As you probably know, we didn’t have a lot of time to put off making a decision. The day finally came and we mustered up the courage, made the call and set the appointment to end the pregnancy. Why didn’t we feel like we were doing the right thing? Days passed uneasily.
On Sunday, the day before the abortion was scheduled. We did what we always did. We had our morning coffee, got ready and went to Mass. The Church was full of eager faces. Nothing out of the ordinary. Our priest began his homily and everything changed.
All at once it was as if God himself were speaking. As though he was seated on the back of the pew just in front of us. My bride and I were held captive by every word. I could hear no other sounds around me save the words being spoken directly to me. This message had our names on it and it was being written on our hearts.
There was moisture in our eyes as the Priest finished his homily. His topic was Faith. My God had answered my prayers. He sent His answer to me as surely as I am taking a breath. My wife and I cried on the way home after Church. These were different tears. These were tears of relief.
We arrived at home and went directly to the phonebook. There were no cell phones in 1979. We managed to find the doctor’s home number and we called him. “Doctor we can’t do this.

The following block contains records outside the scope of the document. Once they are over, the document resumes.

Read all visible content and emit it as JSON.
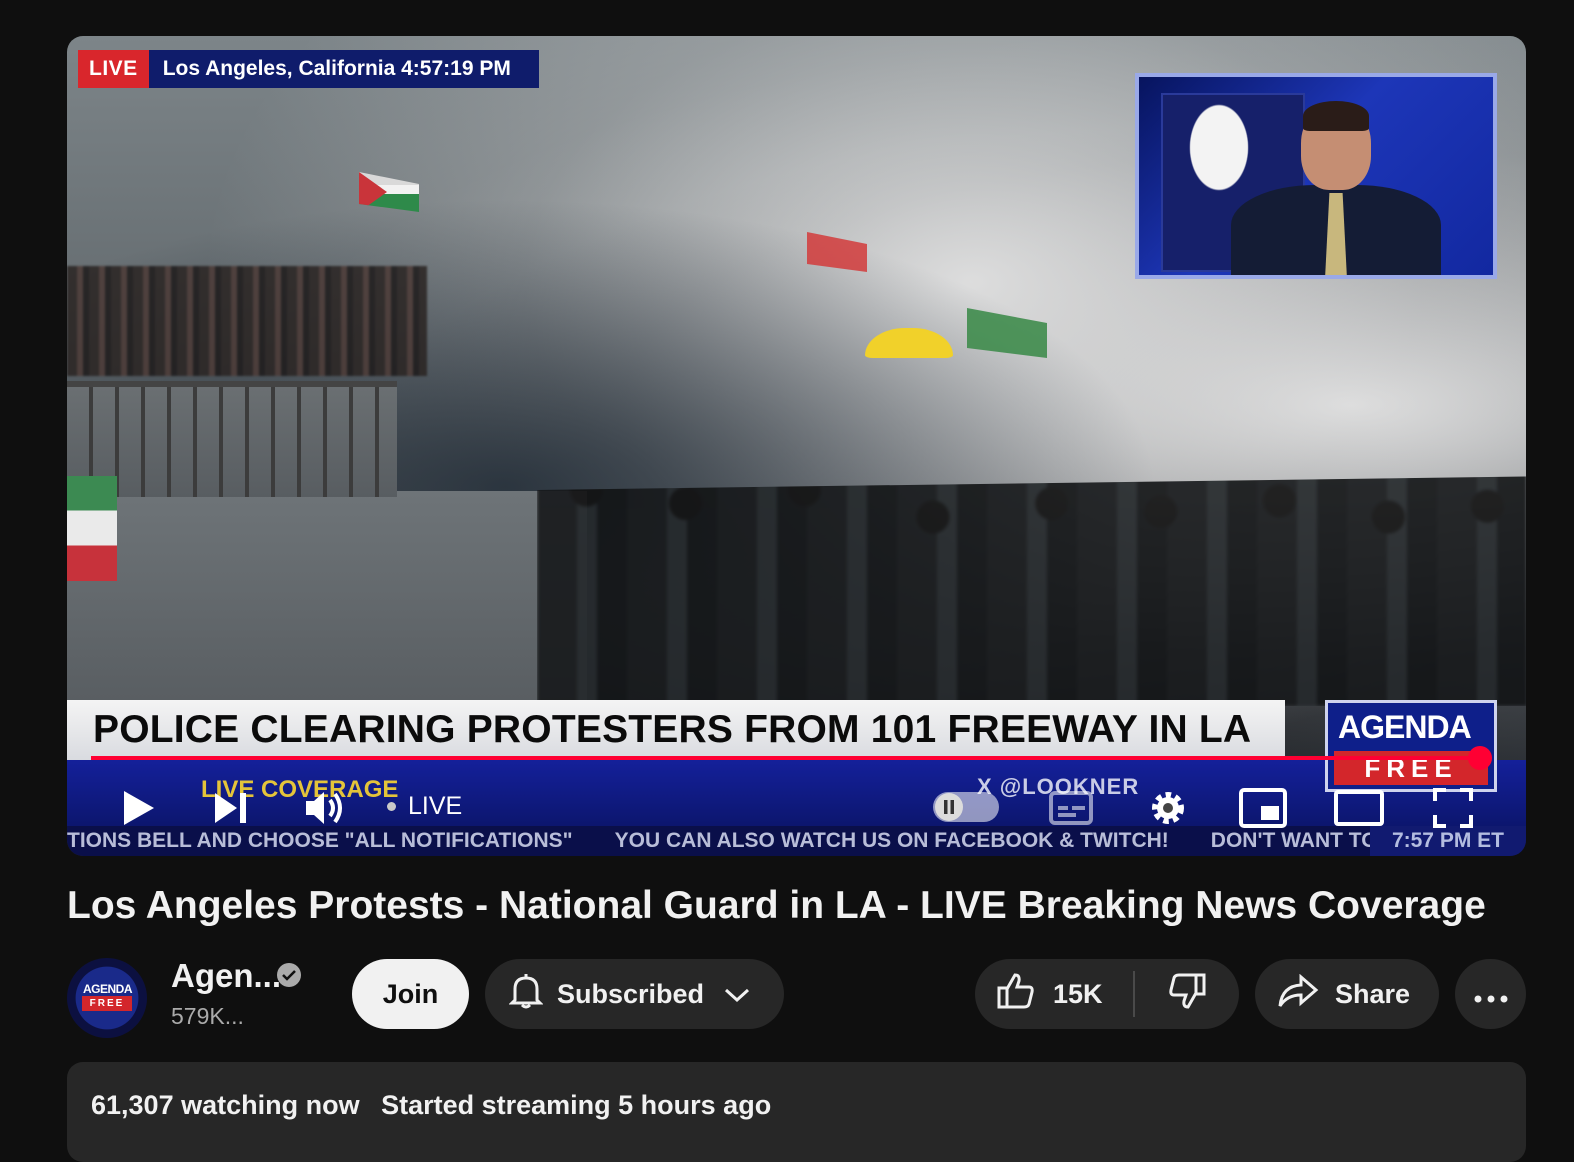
{
  "player": {
    "live_badge": "LIVE",
    "location_time": "Los Angeles, California 4:57:19 PM",
    "headline": "POLICE CLEARING PROTESTERS FROM 101 FREEWAY IN LA",
    "coverage_label": "LIVE COVERAGE",
    "social_handle": "X @LOOKNER",
    "ticker_items": [
      "TIONS BELL AND CHOOSE \"ALL NOTIFICATIONS\"",
      "YOU CAN ALSO WATCH US ON FACEBOOK & TWITCH!",
      "DON'T WANT TO MISS"
    ],
    "ticker_clock": "7:57 PM ET",
    "brand_logo_top": "AGENDA",
    "brand_logo_bottom": "FREE",
    "progress_fraction": 0.985,
    "live_label": "LIVE",
    "controls": {
      "play_icon": "play-icon",
      "next_icon": "next-icon",
      "volume_icon": "volume-icon",
      "autoplay_icon": "pause-icon",
      "captions_icon": "captions-icon",
      "settings_icon": "gear-icon",
      "miniplayer_icon": "miniplayer-icon",
      "theater_icon": "theater-icon",
      "fullscreen_icon": "fullscreen-icon"
    },
    "accent_color": "#ff0033"
  },
  "video": {
    "title": "Los Angeles Protests - National Guard in LA - LIVE Breaking News Coverage"
  },
  "channel": {
    "name": "Agen...",
    "subscribers": "579K...",
    "avatar_top": "AGENDA",
    "avatar_bottom": "FREE",
    "join_label": "Join",
    "subscribed_label": "Subscribed"
  },
  "actions": {
    "likes": "15K",
    "share_label": "Share"
  },
  "description": {
    "watching": "61,307 watching now",
    "started": "Started streaming 5 hours ago"
  }
}
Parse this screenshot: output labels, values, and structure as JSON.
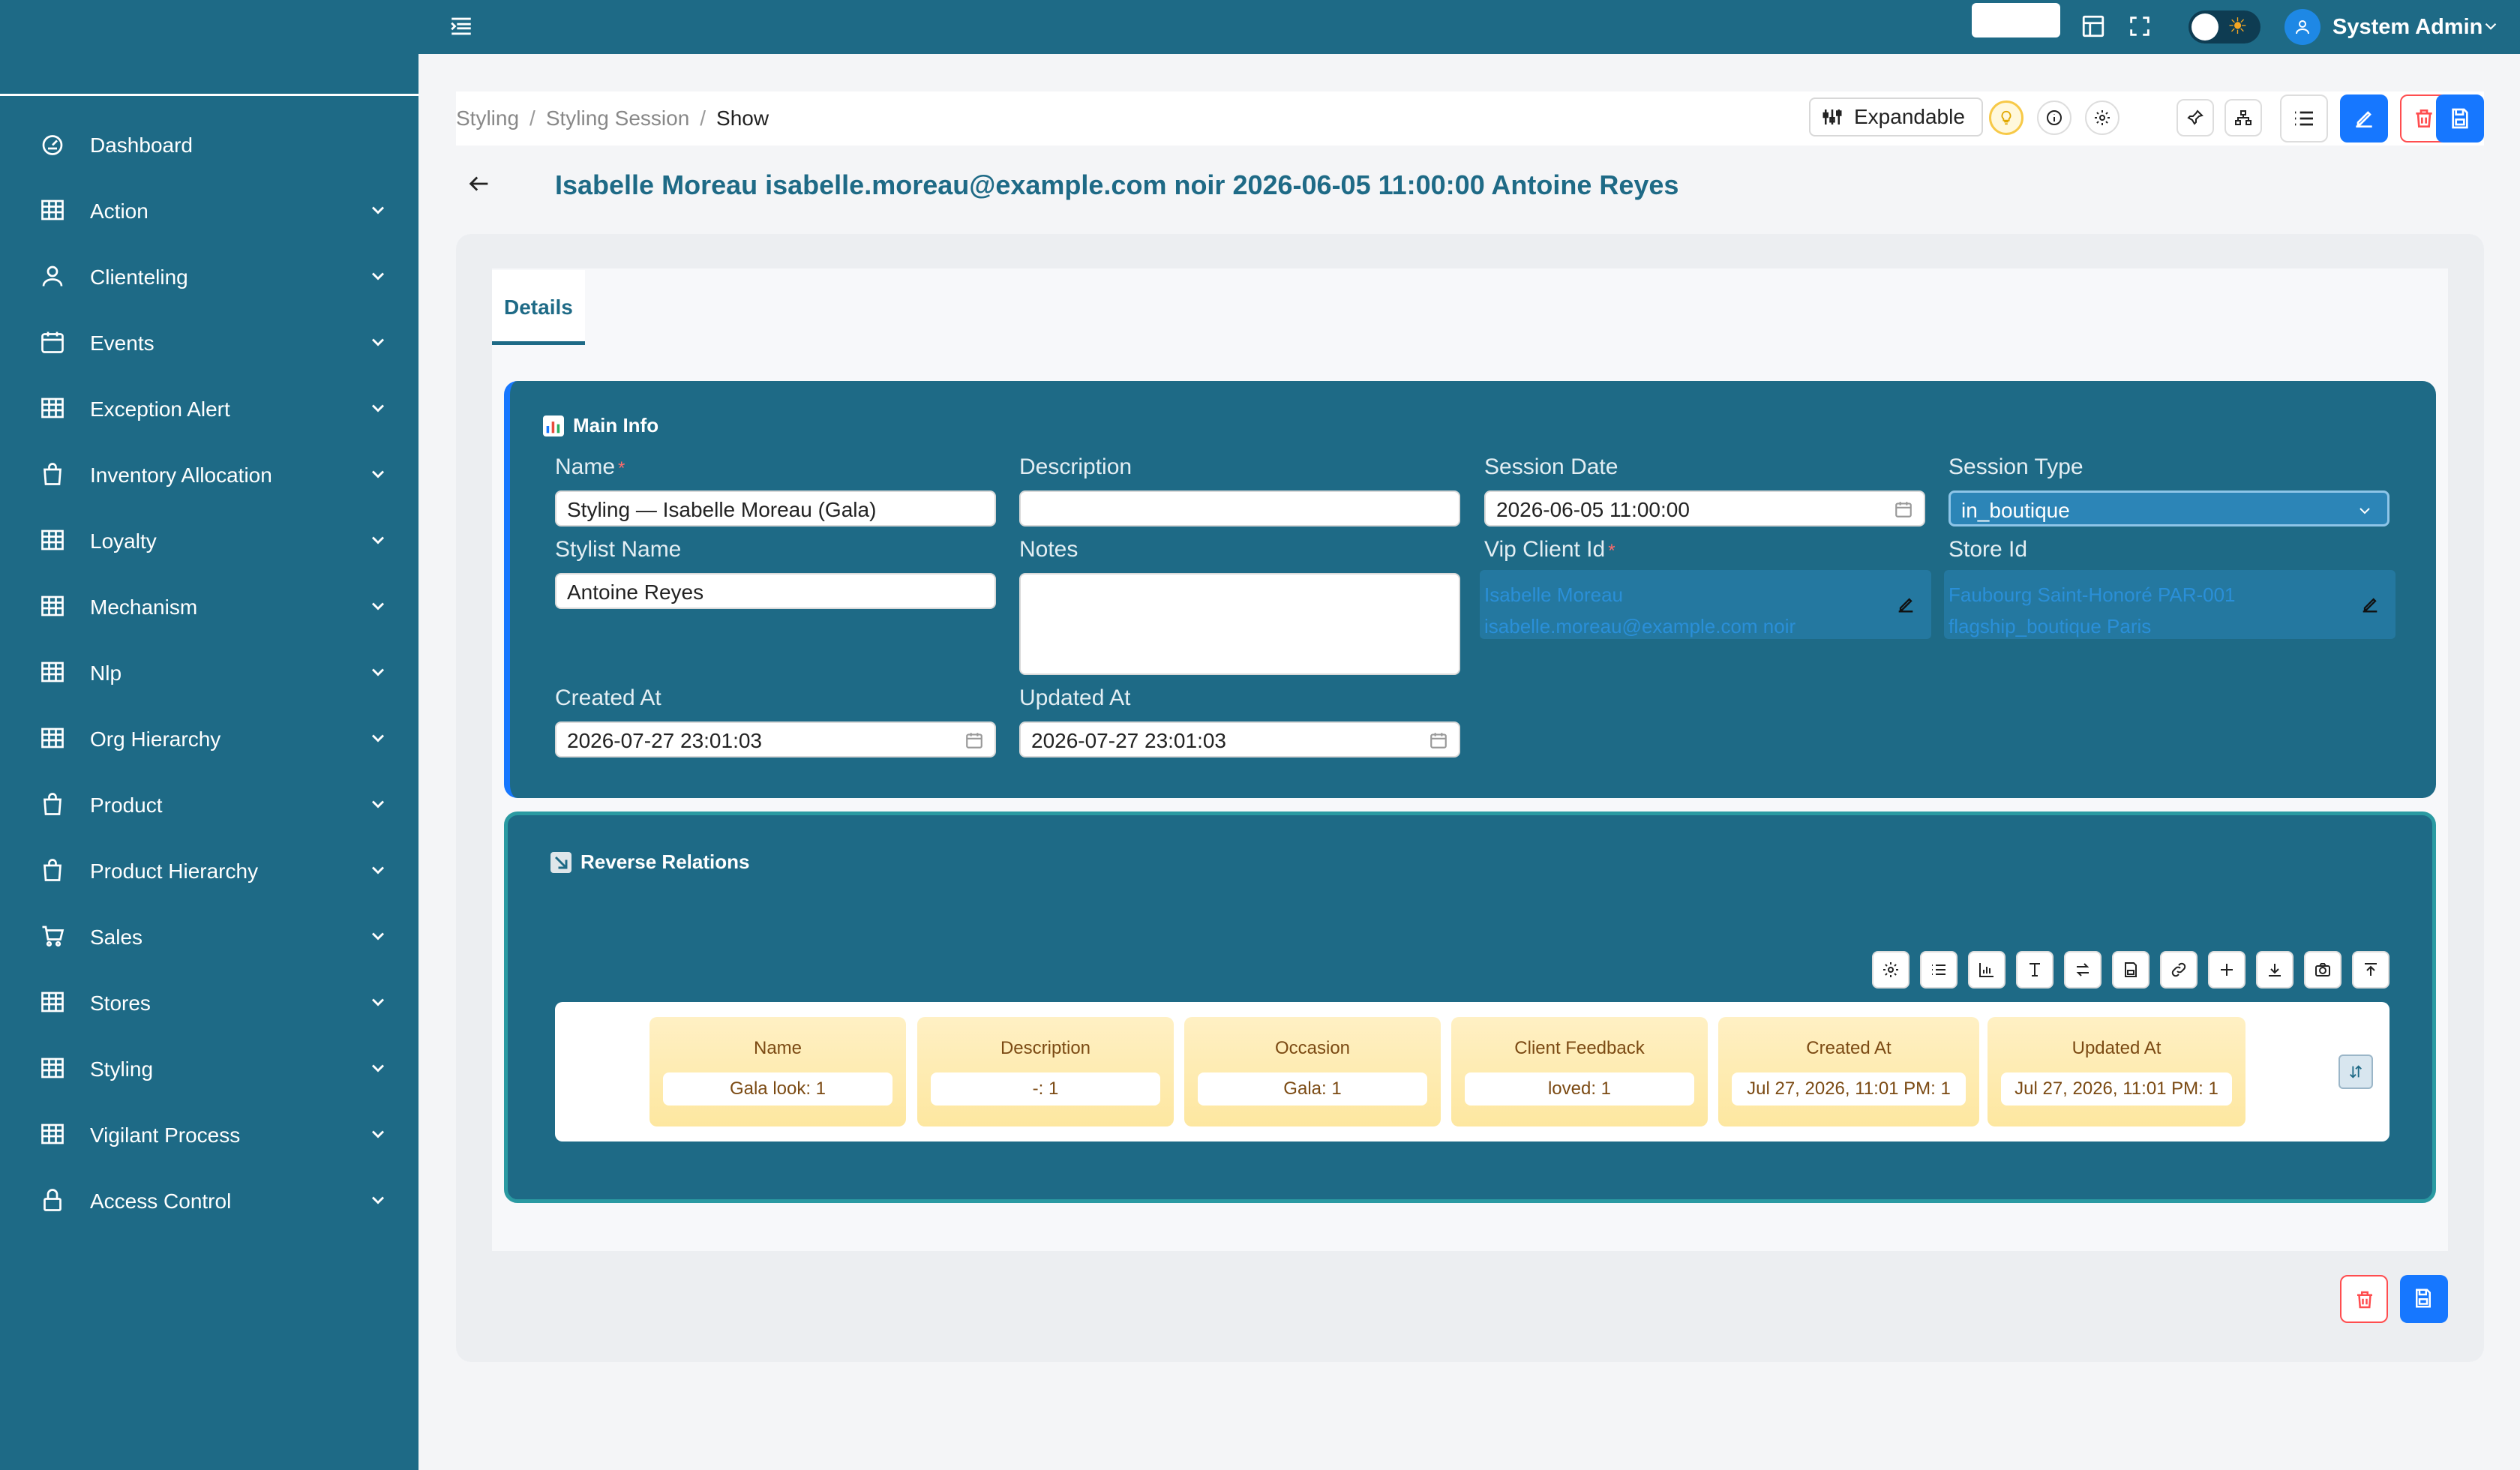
{
  "sidebar": {
    "items": [
      {
        "label": "Dashboard",
        "icon": "dashboard-icon",
        "expandable": false
      },
      {
        "label": "Action",
        "icon": "table-icon",
        "expandable": true
      },
      {
        "label": "Clienteling",
        "icon": "user-icon",
        "expandable": true
      },
      {
        "label": "Events",
        "icon": "calendar-icon",
        "expandable": true
      },
      {
        "label": "Exception Alert",
        "icon": "table-icon",
        "expandable": true
      },
      {
        "label": "Inventory Allocation",
        "icon": "bag-icon",
        "expandable": true
      },
      {
        "label": "Loyalty",
        "icon": "table-icon",
        "expandable": true
      },
      {
        "label": "Mechanism",
        "icon": "table-icon",
        "expandable": true
      },
      {
        "label": "Nlp",
        "icon": "table-icon",
        "expandable": true
      },
      {
        "label": "Org Hierarchy",
        "icon": "table-icon",
        "expandable": true
      },
      {
        "label": "Product",
        "icon": "bag-icon",
        "expandable": true
      },
      {
        "label": "Product Hierarchy",
        "icon": "bag-icon",
        "expandable": true
      },
      {
        "label": "Sales",
        "icon": "cart-icon",
        "expandable": true
      },
      {
        "label": "Stores",
        "icon": "table-icon",
        "expandable": true
      },
      {
        "label": "Styling",
        "icon": "table-icon",
        "expandable": true
      },
      {
        "label": "Vigilant Process",
        "icon": "table-icon",
        "expandable": true
      },
      {
        "label": "Access Control",
        "icon": "lock-icon",
        "expandable": true
      }
    ]
  },
  "topbar": {
    "user_name": "System Admin",
    "theme_toggle": "light"
  },
  "breadcrumb": {
    "items": [
      "Styling",
      "Styling Session",
      "Show"
    ],
    "separator": "/"
  },
  "toolbar": {
    "expandable_label": "Expandable"
  },
  "page": {
    "title": "Isabelle Moreau isabelle.moreau@example.com noir 2026-06-05 11:00:00 Antoine Reyes"
  },
  "tabs": [
    {
      "label": "Details",
      "active": true
    }
  ],
  "main_info": {
    "title": "Main Info",
    "fields": {
      "name": {
        "label": "Name",
        "value": "Styling — Isabelle Moreau (Gala)",
        "required": "*"
      },
      "description": {
        "label": "Description",
        "value": ""
      },
      "session_date": {
        "label": "Session Date",
        "value": "2026-06-05 11:00:00"
      },
      "session_type": {
        "label": "Session Type",
        "value": "in_boutique"
      },
      "stylist_name": {
        "label": "Stylist Name",
        "value": "Antoine Reyes"
      },
      "notes": {
        "label": "Notes",
        "value": ""
      },
      "vip_client_id": {
        "label": "Vip Client Id",
        "required": "*",
        "line1": "Isabelle Moreau",
        "line2": "isabelle.moreau@example.com noir"
      },
      "store_id": {
        "label": "Store Id",
        "line1": "Faubourg Saint-Honoré PAR-001",
        "line2": "flagship_boutique Paris"
      },
      "created_at": {
        "label": "Created At",
        "value": "2026-07-27 23:01:03"
      },
      "updated_at": {
        "label": "Updated At",
        "value": "2026-07-27 23:01:03"
      }
    }
  },
  "reverse_relations": {
    "title": "Reverse Relations",
    "tools": [
      "gear-icon",
      "list-icon",
      "bar-chart-icon",
      "text-height-icon",
      "swap-icon",
      "save-icon",
      "link-icon",
      "plus-icon",
      "download-icon",
      "camera-icon",
      "upload-icon"
    ],
    "columns": [
      {
        "header": "Name",
        "value": "Gala look: 1"
      },
      {
        "header": "Description",
        "value": "-: 1"
      },
      {
        "header": "Occasion",
        "value": "Gala: 1"
      },
      {
        "header": "Client Feedback",
        "value": "loved: 1"
      },
      {
        "header": "Created At",
        "value": "Jul 27, 2026, 11:01 PM: 1"
      },
      {
        "header": "Updated At",
        "value": "Jul 27, 2026, 11:01 PM: 1"
      }
    ]
  },
  "colors": {
    "primary": "#1e6a86",
    "accent_blue": "#1677ff",
    "danger": "#ff4d4f",
    "column_bg": "#fde7a0",
    "column_text": "#7b4a13"
  }
}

We have to cancel our appointment.” To our shock, he was relieved. He told us that professionally, he had to counsel us to abort, but as a Christian, he was happy that we had changed our minds. Everything would be fine. After all, we lived in Memphis where we had St. Jude and LeBonheur Children’s Hospitals. God would provide.
We stopped worrying that day (well mostly). Knowing that everything would turn out fine. We had a strong family behind us and the best medical facilities in the country for sick children and this child would be loved. The pregnancy passed mostly without a major snag.
Our son was born on April 7th, 1980. He had all his fingers and toes and he was healthy! Praise God! Rubella had been a factor in a minor way. Ben has a genius level IQ, a nearly eidetic memory. He is an Eagle Scout. He once found an old pocket pager in the mud in the backyard and after cleaning it up and tinkering with it, he turned it into a radio receiver. He does, however, lack certain fine motor skills. He will never be the star quarterback. Oh well, who cares? He is a gift from God. A constant testimony to Faith!